Deve

İNANILIR gibi değil. Bunların sayesinde dünyada bir ilk daha yaşadık. Adamlar İstanbul’un uluslararası Atatürk Havalimanı’nda deve kestiler.

Hem de apronda, uçakların yanında.

Koskoca deveyi getirdiler, sürükleye sürükleye uçakların yanına taşıdılar, üzerine çöküp yere yatırdılar, boğazına bıçağı dayayıp kestiler.

Türk ve yabancı uçak yolcularıyla birlikte havalimanı çalışanları da bu manzarayı hayretle, dehşetle, ibretle izliyordu. İki Japon kadın fenalık geçirdi. Turistler bu kanlı görüntünün fotoğraflarını çekti.
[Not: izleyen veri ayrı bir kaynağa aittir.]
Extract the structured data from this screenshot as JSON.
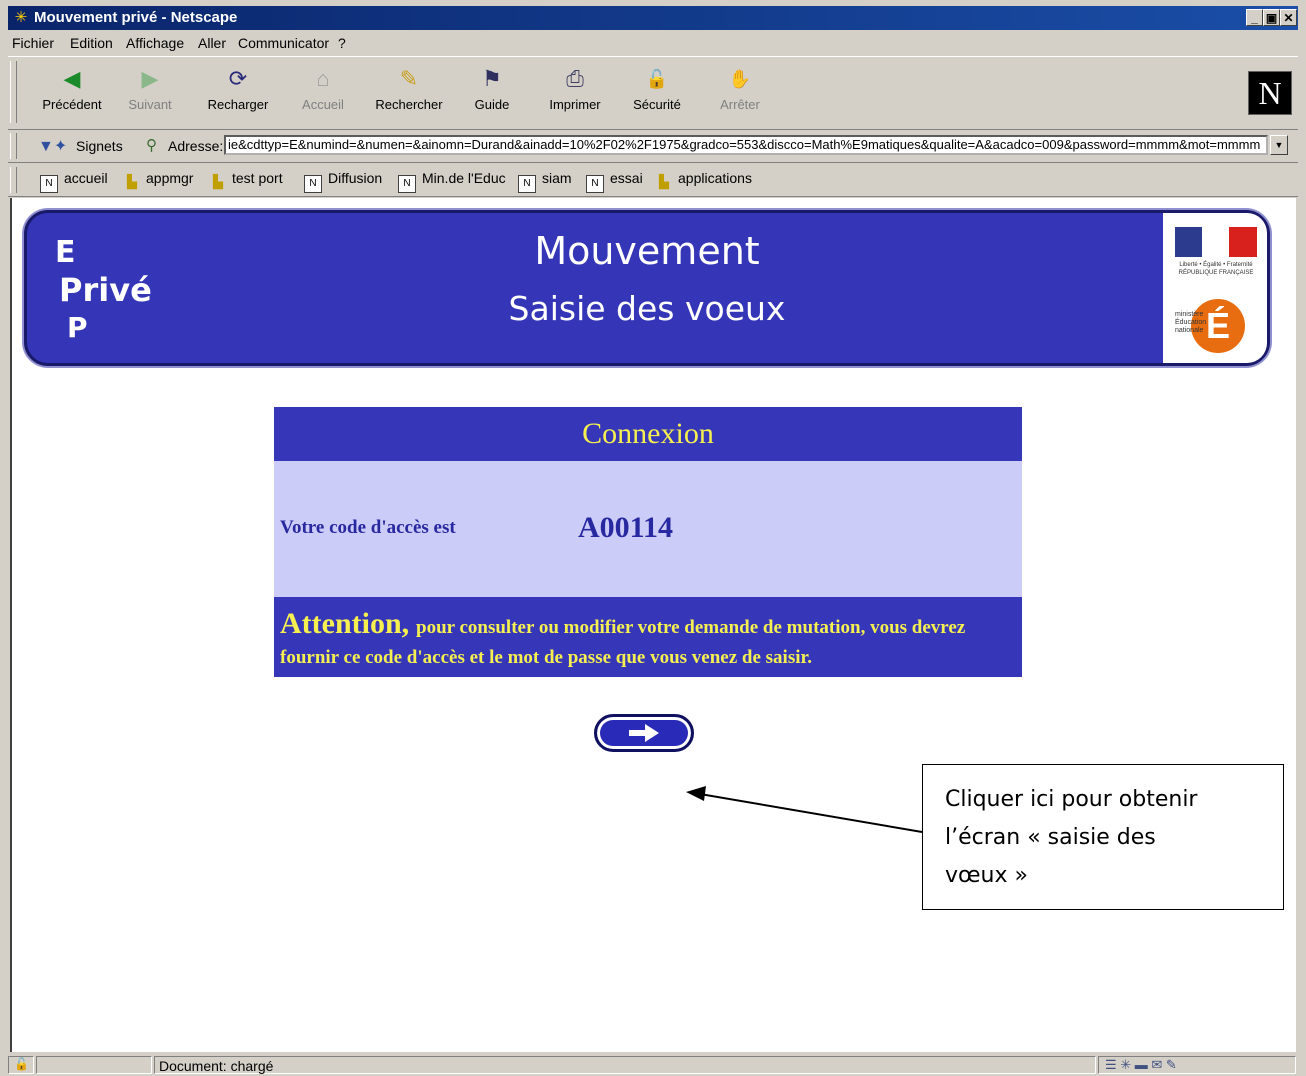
{
  "window": {
    "title": "Mouvement privé - Netscape",
    "min": "_",
    "max": "▣",
    "close": "✕"
  },
  "menu": {
    "items": [
      "Fichier",
      "Edition",
      "Affichage",
      "Aller",
      "Communicator",
      "?"
    ]
  },
  "toolbar": {
    "buttons": [
      {
        "label": "Précédent",
        "icon": "back-icon",
        "glyph": "◀"
      },
      {
        "label": "Suivant",
        "icon": "forward-icon",
        "glyph": "▶"
      },
      {
        "label": "Recharger",
        "icon": "reload-icon",
        "glyph": "⟳"
      },
      {
        "label": "Accueil",
        "icon": "home-icon",
        "glyph": "⌂"
      },
      {
        "label": "Rechercher",
        "icon": "search-icon",
        "glyph": "✎"
      },
      {
        "label": "Guide",
        "icon": "guide-icon",
        "glyph": "⚑"
      },
      {
        "label": "Imprimer",
        "icon": "print-icon",
        "glyph": "⎙"
      },
      {
        "label": "Sécurité",
        "icon": "lock-icon",
        "glyph": "🔓"
      },
      {
        "label": "Arrêter",
        "icon": "stop-icon",
        "glyph": "✋"
      }
    ],
    "logo_letter": "N"
  },
  "location": {
    "bookmarks_label": "Signets",
    "address_label": "Adresse:",
    "url": "ie&cdttyp=E&numind=&numen=&ainomn=Durand&ainadd=10%2F02%2F1975&gradco=553&discco=Math%E9matiques&qualite=A&acadco=009&password=mmmm&mot=mmmm"
  },
  "bookmarks": [
    {
      "label": "accueil",
      "icon": "page-icon"
    },
    {
      "label": "appmgr",
      "icon": "folder-icon"
    },
    {
      "label": "test port",
      "icon": "folder-icon"
    },
    {
      "label": "Diffusion",
      "icon": "page-icon"
    },
    {
      "label": "Min.de l'Educ",
      "icon": "page-icon"
    },
    {
      "label": "siam",
      "icon": "page-icon"
    },
    {
      "label": "essai",
      "icon": "page-icon"
    },
    {
      "label": "applications",
      "icon": "folder-icon"
    }
  ],
  "banner": {
    "left_e": "E",
    "left_prive": "Privé",
    "left_p": "P",
    "title": "Mouvement",
    "subtitle": "Saisie des voeux",
    "logo_republique": "Liberté • Égalité • Fraternité RÉPUBLIQUE FRANÇAISE",
    "logo_ministere": "ministère Éducation nationale",
    "logo_e": "É"
  },
  "connexion": {
    "header": "Connexion",
    "code_label": "Votre code d'accès est",
    "code_value": "A00114",
    "attention_word": "Attention,",
    "attention_line1": "pour consulter ou modifier votre demande de mutation, vous devrez",
    "attention_line2": "fournir ce code d'accès et le mot de passe que vous venez de saisir."
  },
  "callout": {
    "line1": "Cliquer ici pour obtenir",
    "line2": "l’écran « saisie des",
    "line3": "vœux »"
  },
  "status": {
    "text": "Document: chargé"
  }
}
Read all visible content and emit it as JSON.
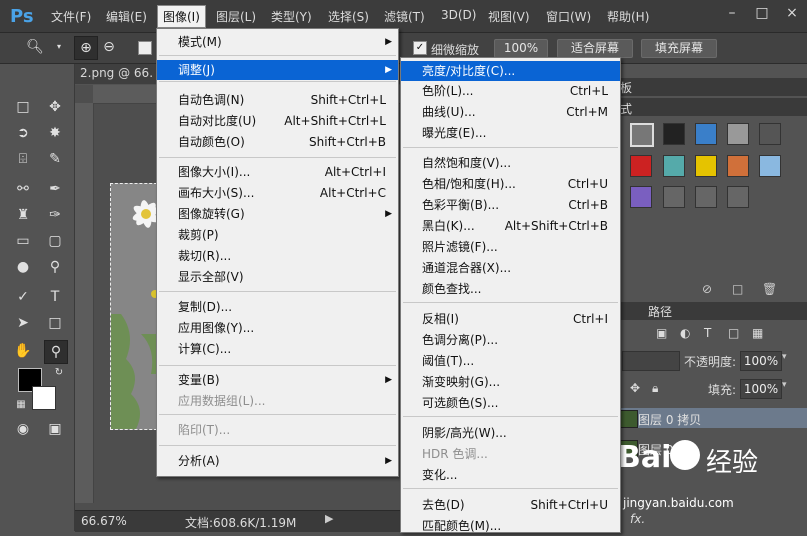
{
  "app_logo": "Ps",
  "menubar": [
    "文件(F)",
    "编辑(E)",
    "图像(I)",
    "图层(L)",
    "类型(Y)",
    "选择(S)",
    "滤镜(T)",
    "3D(D)",
    "视图(V)",
    "窗口(W)",
    "帮助(H)"
  ],
  "window_controls": [
    "–",
    "□",
    "×"
  ],
  "options": {
    "fine_zoom_label": "细微缩放",
    "zoom_value": "100%",
    "fit_screen": "适合屏幕",
    "fill_screen": "填充屏幕"
  },
  "doc_tab": "2.png @ 66.",
  "status": {
    "zoom": "66.67%",
    "doc_info": "文档:608.6K/1.19M"
  },
  "image_menu": [
    {
      "label": "模式(M)",
      "shortcut": "",
      "submenu": true
    },
    {
      "sep": true
    },
    {
      "label": "调整(J)",
      "shortcut": "",
      "submenu": true,
      "highlight": true
    },
    {
      "sep": true
    },
    {
      "label": "自动色调(N)",
      "shortcut": "Shift+Ctrl+L"
    },
    {
      "label": "自动对比度(U)",
      "shortcut": "Alt+Shift+Ctrl+L"
    },
    {
      "label": "自动颜色(O)",
      "shortcut": "Shift+Ctrl+B"
    },
    {
      "sep": true
    },
    {
      "label": "图像大小(I)...",
      "shortcut": "Alt+Ctrl+I"
    },
    {
      "label": "画布大小(S)...",
      "shortcut": "Alt+Ctrl+C"
    },
    {
      "label": "图像旋转(G)",
      "shortcut": "",
      "submenu": true
    },
    {
      "label": "裁剪(P)",
      "shortcut": ""
    },
    {
      "label": "裁切(R)...",
      "shortcut": ""
    },
    {
      "label": "显示全部(V)",
      "shortcut": ""
    },
    {
      "sep": true
    },
    {
      "label": "复制(D)...",
      "shortcut": ""
    },
    {
      "label": "应用图像(Y)...",
      "shortcut": ""
    },
    {
      "label": "计算(C)...",
      "shortcut": ""
    },
    {
      "sep": true
    },
    {
      "label": "变量(B)",
      "shortcut": "",
      "submenu": true
    },
    {
      "label": "应用数据组(L)...",
      "shortcut": "",
      "disabled": true
    },
    {
      "sep": true
    },
    {
      "label": "陷印(T)...",
      "shortcut": "",
      "disabled": true
    },
    {
      "sep": true
    },
    {
      "label": "分析(A)",
      "shortcut": "",
      "submenu": true
    }
  ],
  "adjust_menu": [
    {
      "label": "亮度/对比度(C)...",
      "shortcut": "",
      "highlight": true
    },
    {
      "label": "色阶(L)...",
      "shortcut": "Ctrl+L"
    },
    {
      "label": "曲线(U)...",
      "shortcut": "Ctrl+M"
    },
    {
      "label": "曝光度(E)...",
      "shortcut": ""
    },
    {
      "sep": true
    },
    {
      "label": "自然饱和度(V)...",
      "shortcut": ""
    },
    {
      "label": "色相/饱和度(H)...",
      "shortcut": "Ctrl+U"
    },
    {
      "label": "色彩平衡(B)...",
      "shortcut": "Ctrl+B"
    },
    {
      "label": "黑白(K)...",
      "shortcut": "Alt+Shift+Ctrl+B"
    },
    {
      "label": "照片滤镜(F)...",
      "shortcut": ""
    },
    {
      "label": "通道混合器(X)...",
      "shortcut": ""
    },
    {
      "label": "颜色查找...",
      "shortcut": ""
    },
    {
      "sep": true
    },
    {
      "label": "反相(I)",
      "shortcut": "Ctrl+I"
    },
    {
      "label": "色调分离(P)...",
      "shortcut": ""
    },
    {
      "label": "阈值(T)...",
      "shortcut": ""
    },
    {
      "label": "渐变映射(G)...",
      "shortcut": ""
    },
    {
      "label": "可选颜色(S)...",
      "shortcut": ""
    },
    {
      "sep": true
    },
    {
      "label": "阴影/高光(W)...",
      "shortcut": ""
    },
    {
      "label": "HDR 色调...",
      "shortcut": "",
      "disabled": true
    },
    {
      "label": "变化...",
      "shortcut": ""
    },
    {
      "sep": true
    },
    {
      "label": "去色(D)",
      "shortcut": "Shift+Ctrl+U"
    },
    {
      "label": "匹配颜色(M)...",
      "shortcut": ""
    }
  ],
  "panels": {
    "tab_fragment_top": "板",
    "tab_fragment_styles": "式",
    "tab_paths": "路径",
    "opacity_label": "不透明度:",
    "opacity_value": "100%",
    "fill_label": "填充:",
    "fill_value": "100%",
    "layers": [
      "图层 0 拷贝",
      "图层 0"
    ],
    "fx_label": "fx."
  },
  "watermark": {
    "brand": "Bai",
    "brand_cn": "经验",
    "url": "jingyan.baidu.com"
  },
  "colors": {
    "highlight": "#0a64d4",
    "menu_bg": "#f0f0f0",
    "ps_blue": "#4aa3e8"
  }
}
Koskoca devenin havalimanına nasıl sokulduğu da meçhul kaldı. Polisin haberi yoktu!

Deveye 5 milyar Törkiş lira ödedikleri ortaya çıktı.

Fatura THY adına kesildi. Bunun hesabı sorulmaz mı?

Hadise medyaya yansıyınca zor durumda kaldılar. İşin cılkı çıkmıştı. Deveyi kestiren kendi adamlarını görevden almak zorunda kaldılar! Tam Türk işi bir rezalet. Dört dörtlük bir utanç belgeseli.

Eğer basın işin üzerine gitmeseydi, o şahsa belki takdirname vereceklerdi.

* * *

İşin dahası da var. Rezalet-komedi-utanç, adına ne derseniz deyin bu kadarla da kalmadı. Uçakların önünde kestikleri kocaman devenin etini -eve götürüp pişirsinler diye- personele dağıttılar.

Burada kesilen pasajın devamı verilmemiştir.